Fuentes del PSPV consultadas por este diario lamentan que el debate se haya desviado hacia la disyuntiva de si Morant debe o no acelerar su marcha del Ministerio. El secretario de Organización del partido, Vicent Mascarell, tuvo que aclarar que «la Comunidad Valenciana ya es su máxima prioridad». Pero el daño comunicativo es real y se suma a los casos de corrupción que afectan al PSOE.

La sombra de María Jesús Montero en Andalucía y de Pilar Alegría en Aragón planea sobre la dirigente valenciana. Ambas compitieron como candidatas autonómicas sin renunciar a sus carteras y cosecharon resultados desastrosos para el PSOE. Morant busca distanciarse: «Hablamos de circunstancias distintas y territorios diferentes», afirmó. Y fía su opción a un factor diferencial: en la Comunitat Valenciana sí percibe pulsión de cambio.

De hecho, la delicada situación que atravesó el PP valenciano a raíz de la dana de 2024 —la Depresión Aislada en Niveles Altos que provocó inundaciones devastadoras— ha abierto una brecha de credibilidad que el PSPV intenta capitalizar. A ello se suma la fortaleza de Compromís, el partido de izquierdas valenciano, que podría facilitar una suma alternativa a la mayoría del bloque de derechas que hoy gobierna el Consell (el gobierno autonómico) gracias al pacto PP-Vox.

El Escenario Valenciano

La candidatura de Morant se desenvuelve en un tablero donde la gestión de la dana sigue siendo una herida abierta. El PP, con Juanfran Pérez Llorca al frente y el apoyo de Vox, gobierna la Generalitat desde 2024, pero los efectos de la catástrofe natural han erosionado su imagen. Para el PSPV, la combinación de desgaste del Consell y el tirón de Compromís abre una ventana de oportunidad que no se da en otros territorios, como reconocen en Ferraz.

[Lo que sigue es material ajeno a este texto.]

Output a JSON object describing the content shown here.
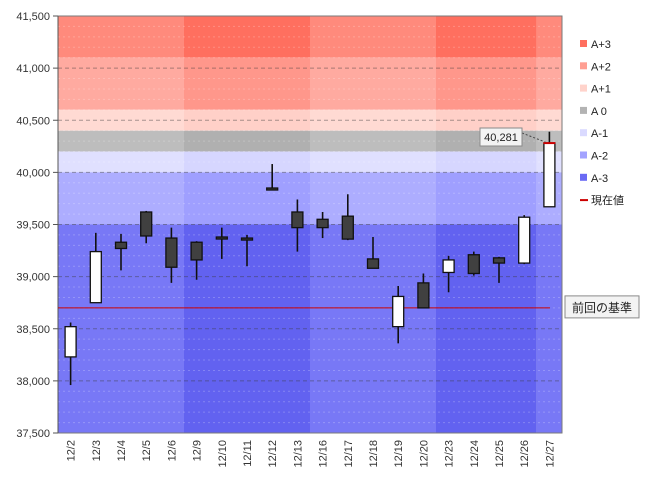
{
  "chart_data": {
    "type": "candlestick",
    "y_ticks": [
      "41,500",
      "41,000",
      "40,500",
      "40,000",
      "39,500",
      "39,000",
      "38,500",
      "38,000",
      "37,500"
    ],
    "ylim": [
      37500,
      41500
    ],
    "categories": [
      "12/2",
      "12/3",
      "12/4",
      "12/5",
      "12/6",
      "12/9",
      "12/10",
      "12/11",
      "12/12",
      "12/13",
      "12/16",
      "12/17",
      "12/18",
      "12/19",
      "12/20",
      "12/23",
      "12/24",
      "12/25",
      "12/26",
      "12/27"
    ],
    "candles": [
      {
        "open": 38230,
        "close": 38520,
        "high": 38560,
        "low": 37960
      },
      {
        "open": 38750,
        "close": 39240,
        "high": 39420,
        "low": 38750
      },
      {
        "open": 39330,
        "close": 39270,
        "high": 39410,
        "low": 39060
      },
      {
        "open": 39620,
        "close": 39390,
        "high": 39630,
        "low": 39320
      },
      {
        "open": 39370,
        "close": 39090,
        "high": 39470,
        "low": 38940
      },
      {
        "open": 39330,
        "close": 39160,
        "high": 39340,
        "low": 38970
      },
      {
        "open": 39380,
        "close": 39370,
        "high": 39470,
        "low": 39170
      },
      {
        "open": 39370,
        "close": 39360,
        "high": 39400,
        "low": 39100
      },
      {
        "open": 39850,
        "close": 39840,
        "high": 40080,
        "low": 39840
      },
      {
        "open": 39620,
        "close": 39470,
        "high": 39740,
        "low": 39240
      },
      {
        "open": 39550,
        "close": 39470,
        "high": 39620,
        "low": 39370
      },
      {
        "open": 39580,
        "close": 39360,
        "high": 39790,
        "low": 39350
      },
      {
        "open": 39170,
        "close": 39080,
        "high": 39380,
        "low": 39080
      },
      {
        "open": 38520,
        "close": 38810,
        "high": 38910,
        "low": 38360
      },
      {
        "open": 38940,
        "close": 38700,
        "high": 39030,
        "low": 38700
      },
      {
        "open": 39040,
        "close": 39160,
        "high": 39200,
        "low": 38850
      },
      {
        "open": 39210,
        "close": 39030,
        "high": 39240,
        "low": 39010
      },
      {
        "open": 39180,
        "close": 39130,
        "high": 39190,
        "low": 38940
      },
      {
        "open": 39130,
        "close": 39570,
        "high": 39590,
        "low": 39120
      },
      {
        "open": 39670,
        "close": 40281,
        "high": 40390,
        "low": 39670
      }
    ],
    "bands": [
      {
        "name": "A+3",
        "from": 41100,
        "to": 41500
      },
      {
        "name": "A+2",
        "from": 40600,
        "to": 41100
      },
      {
        "name": "A+1",
        "from": 40400,
        "to": 40600
      },
      {
        "name": "A 0",
        "from": 40200,
        "to": 40400
      },
      {
        "name": "A-1",
        "from": 40000,
        "to": 40200
      },
      {
        "name": "A-2",
        "from": 39500,
        "to": 40000
      },
      {
        "name": "A-3",
        "from": 37500,
        "to": 39500
      }
    ],
    "reference_line": {
      "value": 38700,
      "label": "前回の基準"
    },
    "current_callout": "40,281",
    "legend": [
      {
        "label": "A+3",
        "color": "#ff6f5f"
      },
      {
        "label": "A+2",
        "color": "#ff9f93"
      },
      {
        "label": "A+1",
        "color": "#ffd3cb"
      },
      {
        "label": "A 0",
        "color": "#b3b3b3"
      },
      {
        "label": "A-1",
        "color": "#dadaff"
      },
      {
        "label": "A-2",
        "color": "#a3a3ff"
      },
      {
        "label": "A-3",
        "color": "#6a6af4"
      },
      {
        "label": "現在値",
        "color": "#cc0000"
      }
    ],
    "legend_position": "right",
    "grid": true
  }
}
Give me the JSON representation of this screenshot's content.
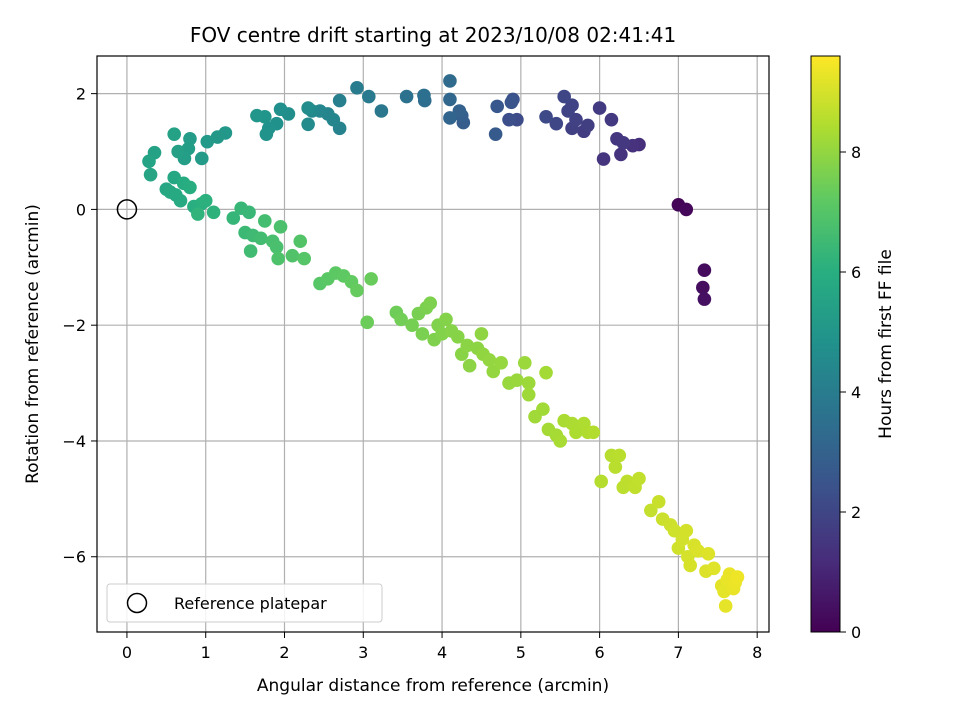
{
  "chart_data": {
    "type": "scatter",
    "title": "FOV centre drift starting at 2023/10/08 02:41:41",
    "xlabel": "Angular distance from reference (arcmin)",
    "ylabel": "Rotation from reference (arcmin)",
    "xlim": [
      -0.38,
      8.15
    ],
    "ylim": [
      -7.3,
      2.65
    ],
    "xticks": [
      0,
      1,
      2,
      3,
      4,
      5,
      6,
      7,
      8
    ],
    "xtick_labels": [
      "0",
      "1",
      "2",
      "3",
      "4",
      "5",
      "6",
      "7",
      "8"
    ],
    "yticks": [
      2,
      0,
      -2,
      -4,
      -6
    ],
    "ytick_labels": [
      "2",
      "0",
      "−2",
      "−4",
      "−6"
    ],
    "grid": true,
    "colormap": "viridis",
    "colorbar": {
      "label": "Hours from first FF file",
      "range": [
        0,
        9.6
      ],
      "ticks": [
        0,
        2,
        4,
        6,
        8
      ],
      "tick_labels": [
        "0",
        "2",
        "4",
        "6",
        "8"
      ]
    },
    "legend": {
      "position": "lower-left",
      "entries": [
        {
          "label": "Reference platepar",
          "marker": "open-circle"
        }
      ]
    },
    "reference_point": {
      "x": 0,
      "y": 0
    },
    "points": [
      {
        "x": 7.0,
        "y": 0.08,
        "h": 0.1
      },
      {
        "x": 7.1,
        "y": 0.0,
        "h": 0.2
      },
      {
        "x": 7.33,
        "y": -1.05,
        "h": 0.3
      },
      {
        "x": 7.31,
        "y": -1.35,
        "h": 0.35
      },
      {
        "x": 7.33,
        "y": -1.55,
        "h": 0.4
      },
      {
        "x": 6.5,
        "y": 1.12,
        "h": 1.3
      },
      {
        "x": 6.42,
        "y": 1.1,
        "h": 1.35
      },
      {
        "x": 6.27,
        "y": 0.95,
        "h": 1.4
      },
      {
        "x": 6.05,
        "y": 0.87,
        "h": 1.45
      },
      {
        "x": 6.22,
        "y": 1.22,
        "h": 1.5
      },
      {
        "x": 6.3,
        "y": 1.15,
        "h": 1.55
      },
      {
        "x": 6.15,
        "y": 1.55,
        "h": 1.6
      },
      {
        "x": 6.0,
        "y": 1.75,
        "h": 1.65
      },
      {
        "x": 5.8,
        "y": 1.35,
        "h": 1.7
      },
      {
        "x": 5.85,
        "y": 1.45,
        "h": 1.75
      },
      {
        "x": 5.65,
        "y": 1.4,
        "h": 1.8
      },
      {
        "x": 5.7,
        "y": 1.55,
        "h": 1.85
      },
      {
        "x": 5.6,
        "y": 1.7,
        "h": 1.9
      },
      {
        "x": 5.65,
        "y": 1.8,
        "h": 1.95
      },
      {
        "x": 5.55,
        "y": 1.95,
        "h": 2.0
      },
      {
        "x": 5.45,
        "y": 1.48,
        "h": 2.05
      },
      {
        "x": 5.32,
        "y": 1.6,
        "h": 2.1
      },
      {
        "x": 4.95,
        "y": 1.55,
        "h": 2.2
      },
      {
        "x": 4.85,
        "y": 1.55,
        "h": 2.3
      },
      {
        "x": 4.9,
        "y": 1.9,
        "h": 2.4
      },
      {
        "x": 4.88,
        "y": 1.85,
        "h": 2.5
      },
      {
        "x": 4.7,
        "y": 1.78,
        "h": 2.6
      },
      {
        "x": 4.68,
        "y": 1.3,
        "h": 2.7
      },
      {
        "x": 4.27,
        "y": 1.5,
        "h": 2.8
      },
      {
        "x": 4.25,
        "y": 1.62,
        "h": 2.9
      },
      {
        "x": 4.22,
        "y": 1.7,
        "h": 3.0
      },
      {
        "x": 4.1,
        "y": 1.58,
        "h": 3.1
      },
      {
        "x": 4.1,
        "y": 1.9,
        "h": 3.2
      },
      {
        "x": 4.1,
        "y": 2.22,
        "h": 3.3
      },
      {
        "x": 3.78,
        "y": 1.88,
        "h": 3.4
      },
      {
        "x": 3.77,
        "y": 1.97,
        "h": 3.5
      },
      {
        "x": 3.55,
        "y": 1.95,
        "h": 3.6
      },
      {
        "x": 3.23,
        "y": 1.7,
        "h": 3.8
      },
      {
        "x": 3.07,
        "y": 1.95,
        "h": 3.9
      },
      {
        "x": 2.92,
        "y": 2.1,
        "h": 4.0
      },
      {
        "x": 2.7,
        "y": 1.88,
        "h": 4.1
      },
      {
        "x": 2.7,
        "y": 1.4,
        "h": 4.2
      },
      {
        "x": 2.55,
        "y": 1.65,
        "h": 4.3
      },
      {
        "x": 2.62,
        "y": 1.55,
        "h": 4.35
      },
      {
        "x": 2.45,
        "y": 1.7,
        "h": 4.4
      },
      {
        "x": 2.35,
        "y": 1.7,
        "h": 4.5
      },
      {
        "x": 2.3,
        "y": 1.47,
        "h": 4.55
      },
      {
        "x": 2.3,
        "y": 1.75,
        "h": 4.6
      },
      {
        "x": 2.05,
        "y": 1.65,
        "h": 4.7
      },
      {
        "x": 1.95,
        "y": 1.73,
        "h": 4.75
      },
      {
        "x": 1.9,
        "y": 1.48,
        "h": 4.8
      },
      {
        "x": 1.8,
        "y": 1.4,
        "h": 4.85
      },
      {
        "x": 1.77,
        "y": 1.3,
        "h": 4.9
      },
      {
        "x": 1.75,
        "y": 1.6,
        "h": 4.95
      },
      {
        "x": 1.65,
        "y": 1.62,
        "h": 5.0
      },
      {
        "x": 1.25,
        "y": 1.32,
        "h": 5.05
      },
      {
        "x": 1.15,
        "y": 1.25,
        "h": 5.1
      },
      {
        "x": 1.02,
        "y": 1.17,
        "h": 5.15
      },
      {
        "x": 0.95,
        "y": 0.88,
        "h": 5.2
      },
      {
        "x": 0.8,
        "y": 1.22,
        "h": 5.25
      },
      {
        "x": 0.78,
        "y": 1.05,
        "h": 5.3
      },
      {
        "x": 0.73,
        "y": 0.88,
        "h": 5.35
      },
      {
        "x": 0.65,
        "y": 1.0,
        "h": 5.4
      },
      {
        "x": 0.6,
        "y": 1.3,
        "h": 5.45
      },
      {
        "x": 0.35,
        "y": 0.98,
        "h": 5.5
      },
      {
        "x": 0.28,
        "y": 0.83,
        "h": 5.55
      },
      {
        "x": 0.3,
        "y": 0.6,
        "h": 5.6
      },
      {
        "x": 0.5,
        "y": 0.35,
        "h": 5.65
      },
      {
        "x": 0.6,
        "y": 0.55,
        "h": 5.7
      },
      {
        "x": 0.55,
        "y": 0.3,
        "h": 5.75
      },
      {
        "x": 0.62,
        "y": 0.25,
        "h": 5.8
      },
      {
        "x": 0.68,
        "y": 0.15,
        "h": 5.85
      },
      {
        "x": 0.72,
        "y": 0.45,
        "h": 5.9
      },
      {
        "x": 0.8,
        "y": 0.38,
        "h": 5.95
      },
      {
        "x": 0.85,
        "y": 0.05,
        "h": 6.0
      },
      {
        "x": 0.95,
        "y": 0.1,
        "h": 6.05
      },
      {
        "x": 1.0,
        "y": 0.15,
        "h": 6.1
      },
      {
        "x": 1.1,
        "y": -0.05,
        "h": 6.15
      },
      {
        "x": 0.9,
        "y": -0.08,
        "h": 6.2
      },
      {
        "x": 1.35,
        "y": -0.15,
        "h": 6.3
      },
      {
        "x": 1.45,
        "y": 0.02,
        "h": 6.35
      },
      {
        "x": 1.55,
        "y": -0.05,
        "h": 6.4
      },
      {
        "x": 1.5,
        "y": -0.4,
        "h": 6.45
      },
      {
        "x": 1.6,
        "y": -0.45,
        "h": 6.5
      },
      {
        "x": 1.57,
        "y": -0.72,
        "h": 6.55
      },
      {
        "x": 1.7,
        "y": -0.5,
        "h": 6.6
      },
      {
        "x": 1.75,
        "y": -0.2,
        "h": 6.65
      },
      {
        "x": 1.85,
        "y": -0.55,
        "h": 6.7
      },
      {
        "x": 1.9,
        "y": -0.65,
        "h": 6.75
      },
      {
        "x": 1.95,
        "y": -0.3,
        "h": 6.8
      },
      {
        "x": 1.92,
        "y": -0.85,
        "h": 6.85
      },
      {
        "x": 2.1,
        "y": -0.8,
        "h": 6.9
      },
      {
        "x": 2.2,
        "y": -0.55,
        "h": 6.95
      },
      {
        "x": 2.25,
        "y": -0.85,
        "h": 7.0
      },
      {
        "x": 2.45,
        "y": -1.28,
        "h": 7.05
      },
      {
        "x": 2.55,
        "y": -1.2,
        "h": 7.1
      },
      {
        "x": 2.65,
        "y": -1.1,
        "h": 7.15
      },
      {
        "x": 2.75,
        "y": -1.15,
        "h": 7.2
      },
      {
        "x": 2.85,
        "y": -1.25,
        "h": 7.25
      },
      {
        "x": 2.92,
        "y": -1.4,
        "h": 7.3
      },
      {
        "x": 3.1,
        "y": -1.2,
        "h": 7.35
      },
      {
        "x": 3.05,
        "y": -1.95,
        "h": 7.4
      },
      {
        "x": 3.42,
        "y": -1.78,
        "h": 7.45
      },
      {
        "x": 3.48,
        "y": -1.9,
        "h": 7.5
      },
      {
        "x": 3.62,
        "y": -2.0,
        "h": 7.55
      },
      {
        "x": 3.7,
        "y": -1.8,
        "h": 7.6
      },
      {
        "x": 3.75,
        "y": -2.15,
        "h": 7.62
      },
      {
        "x": 3.8,
        "y": -1.7,
        "h": 7.65
      },
      {
        "x": 3.85,
        "y": -1.62,
        "h": 7.68
      },
      {
        "x": 3.9,
        "y": -2.25,
        "h": 7.7
      },
      {
        "x": 3.95,
        "y": -2.0,
        "h": 7.72
      },
      {
        "x": 4.0,
        "y": -2.15,
        "h": 7.75
      },
      {
        "x": 4.05,
        "y": -1.9,
        "h": 7.78
      },
      {
        "x": 4.12,
        "y": -2.1,
        "h": 7.8
      },
      {
        "x": 4.2,
        "y": -2.2,
        "h": 7.82
      },
      {
        "x": 4.25,
        "y": -2.5,
        "h": 7.85
      },
      {
        "x": 4.32,
        "y": -2.35,
        "h": 7.88
      },
      {
        "x": 4.35,
        "y": -2.7,
        "h": 7.9
      },
      {
        "x": 4.45,
        "y": -2.4,
        "h": 7.92
      },
      {
        "x": 4.5,
        "y": -2.15,
        "h": 7.95
      },
      {
        "x": 4.52,
        "y": -2.5,
        "h": 7.98
      },
      {
        "x": 4.6,
        "y": -2.6,
        "h": 8.0
      },
      {
        "x": 4.65,
        "y": -2.8,
        "h": 8.02
      },
      {
        "x": 4.75,
        "y": -2.65,
        "h": 8.05
      },
      {
        "x": 4.85,
        "y": -3.0,
        "h": 8.08
      },
      {
        "x": 4.95,
        "y": -2.95,
        "h": 8.1
      },
      {
        "x": 5.05,
        "y": -2.65,
        "h": 8.12
      },
      {
        "x": 5.1,
        "y": -3.0,
        "h": 8.15
      },
      {
        "x": 5.1,
        "y": -3.2,
        "h": 8.18
      },
      {
        "x": 5.18,
        "y": -3.58,
        "h": 8.2
      },
      {
        "x": 5.28,
        "y": -3.45,
        "h": 8.22
      },
      {
        "x": 5.32,
        "y": -2.82,
        "h": 8.25
      },
      {
        "x": 5.35,
        "y": -3.8,
        "h": 8.28
      },
      {
        "x": 5.45,
        "y": -3.9,
        "h": 8.3
      },
      {
        "x": 5.5,
        "y": -4.0,
        "h": 8.32
      },
      {
        "x": 5.55,
        "y": -3.65,
        "h": 8.35
      },
      {
        "x": 5.65,
        "y": -3.7,
        "h": 8.38
      },
      {
        "x": 5.7,
        "y": -3.85,
        "h": 8.4
      },
      {
        "x": 5.8,
        "y": -3.7,
        "h": 8.42
      },
      {
        "x": 5.85,
        "y": -3.85,
        "h": 8.45
      },
      {
        "x": 5.92,
        "y": -3.85,
        "h": 8.48
      },
      {
        "x": 6.02,
        "y": -4.7,
        "h": 8.5
      },
      {
        "x": 6.15,
        "y": -4.25,
        "h": 8.55
      },
      {
        "x": 6.2,
        "y": -4.45,
        "h": 8.58
      },
      {
        "x": 6.25,
        "y": -4.25,
        "h": 8.6
      },
      {
        "x": 6.3,
        "y": -4.8,
        "h": 8.62
      },
      {
        "x": 6.35,
        "y": -4.7,
        "h": 8.65
      },
      {
        "x": 6.45,
        "y": -4.8,
        "h": 8.68
      },
      {
        "x": 6.5,
        "y": -4.65,
        "h": 8.7
      },
      {
        "x": 6.65,
        "y": -5.2,
        "h": 8.75
      },
      {
        "x": 6.75,
        "y": -5.05,
        "h": 8.8
      },
      {
        "x": 6.8,
        "y": -5.35,
        "h": 8.85
      },
      {
        "x": 6.9,
        "y": -5.45,
        "h": 8.88
      },
      {
        "x": 6.95,
        "y": -5.55,
        "h": 8.9
      },
      {
        "x": 7.0,
        "y": -5.85,
        "h": 8.92
      },
      {
        "x": 7.05,
        "y": -5.7,
        "h": 8.95
      },
      {
        "x": 7.1,
        "y": -5.55,
        "h": 8.97
      },
      {
        "x": 7.12,
        "y": -6.0,
        "h": 9.0
      },
      {
        "x": 7.15,
        "y": -6.15,
        "h": 9.02
      },
      {
        "x": 7.2,
        "y": -5.8,
        "h": 9.05
      },
      {
        "x": 7.25,
        "y": -5.9,
        "h": 9.08
      },
      {
        "x": 7.35,
        "y": -6.25,
        "h": 9.1
      },
      {
        "x": 7.38,
        "y": -5.95,
        "h": 9.12
      },
      {
        "x": 7.45,
        "y": -6.2,
        "h": 9.15
      },
      {
        "x": 7.55,
        "y": -6.5,
        "h": 9.2
      },
      {
        "x": 7.58,
        "y": -6.6,
        "h": 9.22
      },
      {
        "x": 7.6,
        "y": -6.85,
        "h": 9.25
      },
      {
        "x": 7.62,
        "y": -6.4,
        "h": 9.28
      },
      {
        "x": 7.65,
        "y": -6.3,
        "h": 9.3
      },
      {
        "x": 7.7,
        "y": -6.55,
        "h": 9.32
      },
      {
        "x": 7.72,
        "y": -6.45,
        "h": 9.35
      },
      {
        "x": 7.75,
        "y": -6.35,
        "h": 9.38
      }
    ]
  }
}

A nivel nacional, la doble dedicación de Morant es el último capítulo de una estrategia que el PSOE ha intentado en varias comunidades y que el PP ha sabido castigar. Desde Madrid, el Gobierno de Pedro Sánchez mantiene su apoyo a la ministra, pero el propio debate sobre su permanencia en el Consejo de Ministros demuestra que la figura del candidato a tiempo parcial es una hipoteca electoral. La comparación con los precedentes de Montero y Alegría, mencionados explícitamente en círculos del PP, no ayuda. El Congreso de los Diputados, aunque lejos del foco valenciano, observa con atención cómo evoluciona la campaña en un feudo que históricamente ha sido decisivo para las mayorías nacionales.

La proyección inmediata sitúa el foco en las próximas autonómicas, aún sin fecha pero previstas para la primavera de 2027. El calendario aprieta y la presión sobre Morant para que defina una fecha de renuncia no hará más que crecer. Mientras, Pérez Llorca espera la confirmación de Génova como candidato del PP y Vox mantiene su pulso dentro del Consell. La incógnita es si la izquierda valenciana conseguirá articular una alternativa creíble que devuelva a los socialistas a la presidencia de la Generalitat, o si la etiqueta de «candidata ministra» acabará pesando más que el desgaste del gobierno autonómico.

Ficha del Caso

  • El caso: Diana Morant formaliza su candidatura a la Generalitat Valenciana como secretaria general del PSPV-PSOE sin renunciar a su cargo como ministra de Ciencia, una doble dedicación que el PP utiliza como ariete político.
  • Datos importantes: Morant evita fijar fecha de salida; el presidente de la Generalitat, Juanfran Pérez Llorca, la acusa de no priorizar la Comunidad; el PSOE ya probó esta fórmula con Montero en Andalucía (2022) y Alegría en Aragón (2023), con derrotas claras.
  • Resumen: La condición de ministra-candidata se ha convertido en un factor de desgaste añadido en un contexto valenciano marcado por la dana y la fortaleza de Compromís, lo que hará que la presión para que Morant se centre en exclusiva en la campaña vaya en aumento a medida que se acerquen las elecciones de 2027.